Minneapolis Police Chief Tim Dolan was briefed Wednesday on the ongoing investigation into the now defunct Metro Gang Strike Force. Apparently the news was not good. In a statement released afterwards Dolan acknowledged that seven Minneapolis cops are implicated in the probe.
“The Minneapolis Police Department is extremely disappointed at the scope and serious nature of the allegations regarding some Minneapolis officers assigned to the task force,” he said. “Our ability to police requires the communities’ trust, and these allegations fundamentally undermine the faith and trust that we work so hard to earn.”
The gang unit’s current troubles began in June when the state auditor’s office released a report stating that 14 vehicles and roughly $18,000 in cash that had been seized by officers could not be located. That was followed by a blistering report on the gang agency’s activities by former federal prosecutor Andy Luger and former Federal Bureau of Investigation agent John Egelhof. Last week state legislators held a special hearing at the Capitol to scrutinize the alleged wrongdoing. The FBI has been brought in to determine if any crimes were committed by gang investigators.

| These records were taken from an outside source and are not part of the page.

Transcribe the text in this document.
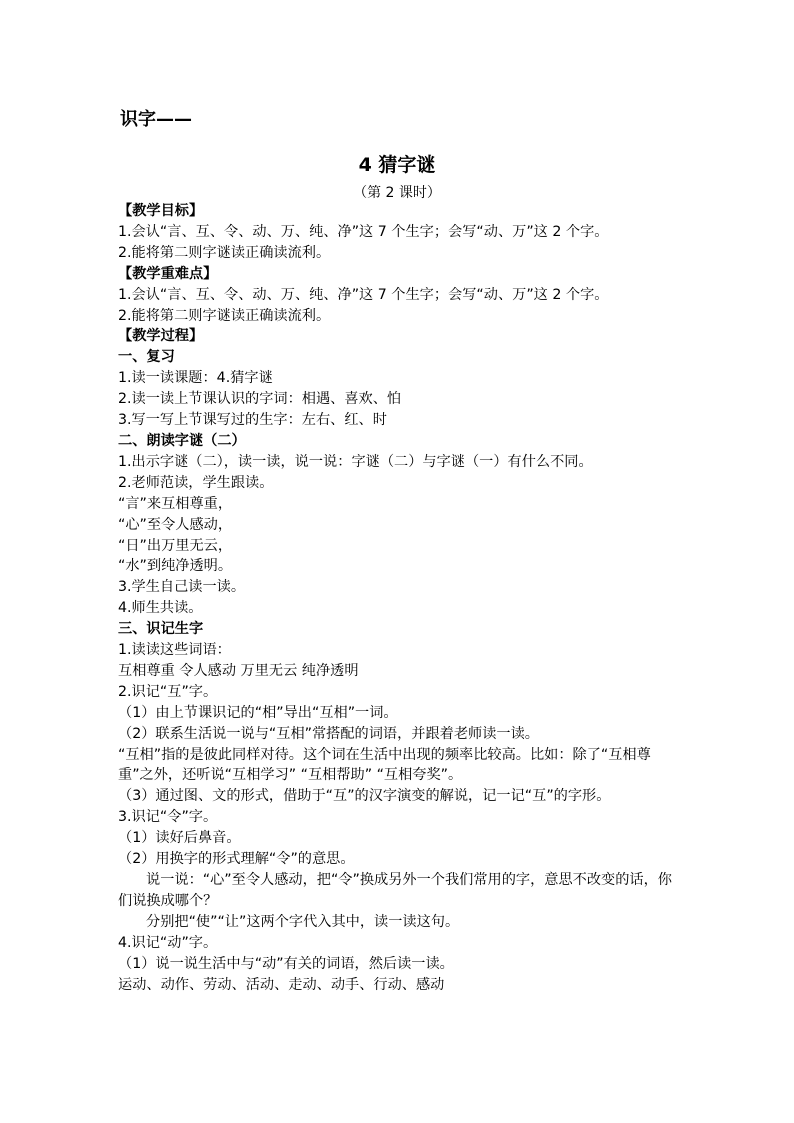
识字——
4 猜字谜
（第 2 课时）
【教学目标】
1.会认“言、互、令、动、万、纯、净”这 7 个生字；会写“动、万”这 2 个字。
2.能将第二则字谜读正确读流利。
【教学重难点】
1.会认“言、互、令、动、万、纯、净”这 7 个生字；会写“动、万”这 2 个字。
2.能将第二则字谜读正确读流利。
【教学过程】
一、复习
1.读一读课题：4.猜字谜
2.读一读上节课认识的字词：相遇、喜欢、怕
3.写一写上节课写过的生字：左右、红、时
二、朗读字谜（二）
1.出示字谜（二），读一读，说一说：字谜（二）与字谜（一）有什么不同。
2.老师范读，学生跟读。
“言”来互相尊重，
“心”至令人感动，
“日”出万里无云，
“水”到纯净透明。
3.学生自己读一读。
4.师生共读。
三、识记生字
1.读读这些词语：
互相尊重 令人感动 万里无云 纯净透明
2.识记“互”字。
（1）由上节课识记的“相”导出“互相”一词。
（2）联系生活说一说与“互相”常搭配的词语，并跟着老师读一读。
“互相”指的是彼此同样对待。这个词在生活中出现的频率比较高。比如：除了“互相尊重”之外，还听说“互相学习” “互相帮助” “互相夸奖”。
（3）通过图、文的形式，借助于“互”的汉字演变的解说，记一记“互”的字形。
3.识记“令”字。
（1）读好后鼻音。
（2）用换字的形式理解“令”的意思。
说一说：“心”至令人感动，把“令”换成另外一个我们常用的字，意思不改变的话，你们说换成哪个？
分别把“使”“让”这两个字代入其中，读一读这句。
4.识记“动”字。
（1）说一说生活中与“动”有关的词语，然后读一读。
运动、动作、劳动、活动、走动、动手、行动、感动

Dolan was briefed today by Luger and Michael Campion, commissioner of the Minnesota Department of Public Safety. There has been a string of new developments involving MPD officers in recent days. On Thursday Sgt. Randall Olson, a former supervisor in the gang unit and a ten-year veteran of the department, resigned. He had been on paid leave since mid-August. Then on Monday Sgt. Kelly O’Rourke filed a whistleblower lawsuit against the city of Minneapolis, claiming that he was retaliated against after raising concerns about activities at the gang unit.
The St. Paul Police Department has acknowledged that six of its officers assigned to the gang strike force are under investigation, according to the Associated Press. A single deputy from the Ramsey County Sheriff’s office is also being scrutinized for possibly mishandling evidence.